Bernie Sanders: das linke Gesicht des Völkermords

Während die Zahl der Toten im Gazastreifen die Marke von 15.000 überschritten hat, Berichte von dort während der Feuerpause der Welt das Grauen von Israels Vernichtungskrieg immer deutlicher vor Augen führen und die weltweiten Proteste gegen den Völkermord weitergehen, versucht Senator Bernie Sanders, sich als unparteiischer Fürsprecher des israelischen Staates und der Palästinenser gleichermaßen zu inszenieren.

Von diesem pro-imperialistischen und pro-zionistischen politischen Betrüger war auch nichts anderes zu erwarten. Am 22. November verfasste er eine Kolumne in der New York Times mit dem Titel „Gerechtigkeit für die Palästinenser und Sicherheit für Israel“.

Es lohnt sich, diese politische Spitzfindigkeit etwas genauer unter die Lupe zu nehmen, allerdings sollte man sie zunächst in den angemessenen Zusammenhang stellen.

Die Präsidentschaftskandidaten der Demokraten Joe Biden (links) und Bernie Sanders (rechts) vor einer Vorwahldebatte am 15. März 2020. [AP Photo/Evan Vucci]

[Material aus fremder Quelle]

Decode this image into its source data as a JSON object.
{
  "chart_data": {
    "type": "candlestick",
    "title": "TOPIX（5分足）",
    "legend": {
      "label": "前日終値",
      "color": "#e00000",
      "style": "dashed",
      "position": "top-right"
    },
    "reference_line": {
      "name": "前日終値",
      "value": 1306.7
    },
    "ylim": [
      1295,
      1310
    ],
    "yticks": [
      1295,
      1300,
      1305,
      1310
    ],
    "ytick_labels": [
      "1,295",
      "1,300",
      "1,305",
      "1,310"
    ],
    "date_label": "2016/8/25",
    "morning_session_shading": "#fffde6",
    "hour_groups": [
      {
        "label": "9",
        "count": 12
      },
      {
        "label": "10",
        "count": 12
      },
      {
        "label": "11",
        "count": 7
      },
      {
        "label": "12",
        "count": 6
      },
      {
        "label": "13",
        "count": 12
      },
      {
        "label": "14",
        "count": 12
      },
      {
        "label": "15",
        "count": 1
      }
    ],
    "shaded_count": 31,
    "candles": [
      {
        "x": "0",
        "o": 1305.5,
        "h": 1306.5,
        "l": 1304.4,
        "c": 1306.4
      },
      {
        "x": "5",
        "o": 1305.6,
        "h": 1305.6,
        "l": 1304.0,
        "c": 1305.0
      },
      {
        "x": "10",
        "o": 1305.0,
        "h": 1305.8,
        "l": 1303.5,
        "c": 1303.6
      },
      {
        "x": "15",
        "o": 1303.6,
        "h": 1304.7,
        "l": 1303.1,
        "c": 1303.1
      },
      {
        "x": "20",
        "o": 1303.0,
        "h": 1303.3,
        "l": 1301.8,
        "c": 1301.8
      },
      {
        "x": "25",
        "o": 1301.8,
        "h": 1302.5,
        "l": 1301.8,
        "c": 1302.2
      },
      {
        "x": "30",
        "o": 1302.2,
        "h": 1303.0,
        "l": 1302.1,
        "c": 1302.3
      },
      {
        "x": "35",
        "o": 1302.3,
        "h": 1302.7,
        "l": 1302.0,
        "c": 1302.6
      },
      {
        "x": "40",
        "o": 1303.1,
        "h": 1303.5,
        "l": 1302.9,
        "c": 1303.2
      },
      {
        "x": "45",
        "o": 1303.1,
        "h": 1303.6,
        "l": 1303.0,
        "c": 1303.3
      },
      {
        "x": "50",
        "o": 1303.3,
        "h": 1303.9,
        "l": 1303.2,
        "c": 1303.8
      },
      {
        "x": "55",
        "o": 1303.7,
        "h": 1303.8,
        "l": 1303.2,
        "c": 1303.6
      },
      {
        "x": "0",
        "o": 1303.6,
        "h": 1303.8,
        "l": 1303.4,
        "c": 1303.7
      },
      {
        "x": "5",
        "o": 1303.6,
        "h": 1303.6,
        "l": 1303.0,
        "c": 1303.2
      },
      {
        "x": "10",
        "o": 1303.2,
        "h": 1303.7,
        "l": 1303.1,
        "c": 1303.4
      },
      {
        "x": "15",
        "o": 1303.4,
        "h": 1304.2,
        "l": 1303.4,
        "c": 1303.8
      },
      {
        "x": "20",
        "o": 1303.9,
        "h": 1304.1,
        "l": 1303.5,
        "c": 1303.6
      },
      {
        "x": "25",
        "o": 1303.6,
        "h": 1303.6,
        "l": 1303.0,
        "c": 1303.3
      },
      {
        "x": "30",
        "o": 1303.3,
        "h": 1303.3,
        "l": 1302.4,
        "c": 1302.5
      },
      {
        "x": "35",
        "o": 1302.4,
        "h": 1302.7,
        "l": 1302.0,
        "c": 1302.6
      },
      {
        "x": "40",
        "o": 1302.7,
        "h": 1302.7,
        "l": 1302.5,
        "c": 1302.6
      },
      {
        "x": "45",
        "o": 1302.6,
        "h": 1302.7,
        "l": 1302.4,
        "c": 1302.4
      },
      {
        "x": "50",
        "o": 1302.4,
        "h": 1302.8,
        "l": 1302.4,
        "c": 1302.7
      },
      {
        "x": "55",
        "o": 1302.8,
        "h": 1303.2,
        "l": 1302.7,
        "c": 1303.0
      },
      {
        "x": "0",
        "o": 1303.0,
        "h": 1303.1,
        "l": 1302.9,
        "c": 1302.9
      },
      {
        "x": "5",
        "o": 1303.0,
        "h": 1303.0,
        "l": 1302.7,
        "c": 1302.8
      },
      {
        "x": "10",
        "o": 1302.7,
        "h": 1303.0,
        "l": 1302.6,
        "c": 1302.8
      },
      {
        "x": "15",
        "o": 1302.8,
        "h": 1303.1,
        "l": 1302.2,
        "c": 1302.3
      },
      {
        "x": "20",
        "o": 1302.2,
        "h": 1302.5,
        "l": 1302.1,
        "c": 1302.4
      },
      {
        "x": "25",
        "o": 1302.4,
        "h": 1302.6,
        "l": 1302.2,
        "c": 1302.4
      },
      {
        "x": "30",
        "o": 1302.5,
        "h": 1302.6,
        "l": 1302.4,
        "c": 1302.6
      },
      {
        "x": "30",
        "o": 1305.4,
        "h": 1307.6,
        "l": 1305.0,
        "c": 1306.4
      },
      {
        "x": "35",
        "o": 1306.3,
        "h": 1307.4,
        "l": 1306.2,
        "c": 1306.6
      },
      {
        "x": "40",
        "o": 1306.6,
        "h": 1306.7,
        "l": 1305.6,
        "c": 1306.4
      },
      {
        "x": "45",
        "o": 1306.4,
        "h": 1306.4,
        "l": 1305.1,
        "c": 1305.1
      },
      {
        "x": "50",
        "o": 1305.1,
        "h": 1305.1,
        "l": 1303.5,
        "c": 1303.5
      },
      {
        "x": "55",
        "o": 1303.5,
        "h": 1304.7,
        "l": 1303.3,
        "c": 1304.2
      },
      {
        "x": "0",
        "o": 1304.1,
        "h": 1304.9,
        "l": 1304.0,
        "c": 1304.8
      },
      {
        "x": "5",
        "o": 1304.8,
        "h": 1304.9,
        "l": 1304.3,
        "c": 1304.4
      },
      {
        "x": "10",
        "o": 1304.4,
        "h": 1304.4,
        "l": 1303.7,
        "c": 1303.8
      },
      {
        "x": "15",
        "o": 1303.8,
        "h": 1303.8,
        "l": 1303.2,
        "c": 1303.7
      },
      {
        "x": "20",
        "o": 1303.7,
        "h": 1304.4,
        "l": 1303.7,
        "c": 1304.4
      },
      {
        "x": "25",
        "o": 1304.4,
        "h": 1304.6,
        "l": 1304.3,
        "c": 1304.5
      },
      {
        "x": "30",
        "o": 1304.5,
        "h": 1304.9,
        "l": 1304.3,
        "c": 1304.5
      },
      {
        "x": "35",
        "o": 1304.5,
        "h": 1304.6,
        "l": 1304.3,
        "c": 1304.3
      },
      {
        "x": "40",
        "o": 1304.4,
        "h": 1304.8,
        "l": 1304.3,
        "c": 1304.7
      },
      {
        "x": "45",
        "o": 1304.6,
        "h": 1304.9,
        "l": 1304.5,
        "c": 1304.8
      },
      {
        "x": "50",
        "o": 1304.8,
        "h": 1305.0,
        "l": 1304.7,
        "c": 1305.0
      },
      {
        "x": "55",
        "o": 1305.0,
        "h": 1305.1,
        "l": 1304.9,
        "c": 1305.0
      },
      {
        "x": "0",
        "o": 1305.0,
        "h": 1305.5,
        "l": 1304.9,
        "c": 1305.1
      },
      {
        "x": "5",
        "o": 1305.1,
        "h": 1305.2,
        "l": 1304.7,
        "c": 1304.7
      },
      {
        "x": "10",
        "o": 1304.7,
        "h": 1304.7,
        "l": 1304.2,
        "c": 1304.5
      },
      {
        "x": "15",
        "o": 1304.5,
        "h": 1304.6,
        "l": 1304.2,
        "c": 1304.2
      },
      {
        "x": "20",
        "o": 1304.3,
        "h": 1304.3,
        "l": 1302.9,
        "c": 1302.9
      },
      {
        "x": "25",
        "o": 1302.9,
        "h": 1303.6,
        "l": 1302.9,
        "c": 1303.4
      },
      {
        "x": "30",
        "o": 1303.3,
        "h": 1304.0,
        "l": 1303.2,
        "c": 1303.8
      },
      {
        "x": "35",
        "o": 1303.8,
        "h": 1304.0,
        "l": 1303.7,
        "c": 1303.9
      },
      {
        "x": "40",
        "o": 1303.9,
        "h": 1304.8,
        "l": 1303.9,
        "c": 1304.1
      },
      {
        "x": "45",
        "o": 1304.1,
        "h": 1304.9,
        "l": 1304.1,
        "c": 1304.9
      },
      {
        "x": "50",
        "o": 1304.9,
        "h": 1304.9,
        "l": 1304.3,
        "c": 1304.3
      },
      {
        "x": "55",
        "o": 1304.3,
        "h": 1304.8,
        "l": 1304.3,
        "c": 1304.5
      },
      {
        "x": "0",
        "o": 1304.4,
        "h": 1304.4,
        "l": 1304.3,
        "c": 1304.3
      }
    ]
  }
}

Am Sonntag, dem 5. November, wandte sich der Senator auf CNN gegen die zunehmenden Forderungen nach einem Waffenstillstand. Er wiederholte die Behauptungen der Netanjahu- und der Biden-Regierung, Israels ethnische Säuberung sei eine notwendige Selbstverteidigung nach dem bewaffneten Ausbruch der Hamas und ihrem Eindringen nach Südisrael am 7. Oktober.

Er erklärte Dana Bash, der Moderatorin der Sendung „State of the Union“: „Ich weiß nicht, wie es mit einer Organisation wie der Hamas, die für Chaos, Unruhe und die Zerstörung des Staates Israel steht, einen Waffenstillstand, einen dauerhaften Waffenstillstand, geben soll … Ich glaube, die arabischen Staaten in der Region verstehen, dass die Hamas verschwinden muss.“

Die Kriegsverbrecher und ihre Komplizen begrüßten diese Verteidigung des israelischen Angriffs. Der Kommunikationsdirektor des Weißen Hauses Herbie Ziskind twitterte Zitate aus Sanders’ Interview. Das American Israel Public Affairs Committee veröffentlichte eine Stunde nach Sanders’ Auftritt einen Ausschnitt daraus auf X/Twitter. In einem späteren Tweet erklärte die zionistische Lobby: „Danke, @SenSanders, für Ihre klare und prinzipientreue Ablehnung der Forderungen nach einem Waffenstillstand mit der Hamas.“

Israelische Regierungsvertreter lobten Sanders’ Äußerungen; der Sprecher der israelischen Regierung Eylon Levy teilte auf X/Twitter einen Ausschnitt des Interviews.

Zu dem Zeitpunkt, an dem sich Sanders öffentlich gegen eine Unterbrechung der Massenbombardierungen Israels aussprach, lag die offizielle Zahl der Toten im Gazastreifen bereits bei 9.770, von denen die Mehrheit Kinder und Frauen waren. Israel attackierte systematisch Krankenhäuser, Schulen, UN-Einrichtungen und andere Gebäude, in denen Palästinenser nach der Zerstörung ihrer Häuser Zuflucht gesucht hatten. Dazu gehörte der Angriff auf das Al-Ahli-Krankenhaus in Gaza am 17. Oktober, bei dem laut den dortigen Behörden mindestens 471 Menschen getötet und mehr als 300 verwundet wurden.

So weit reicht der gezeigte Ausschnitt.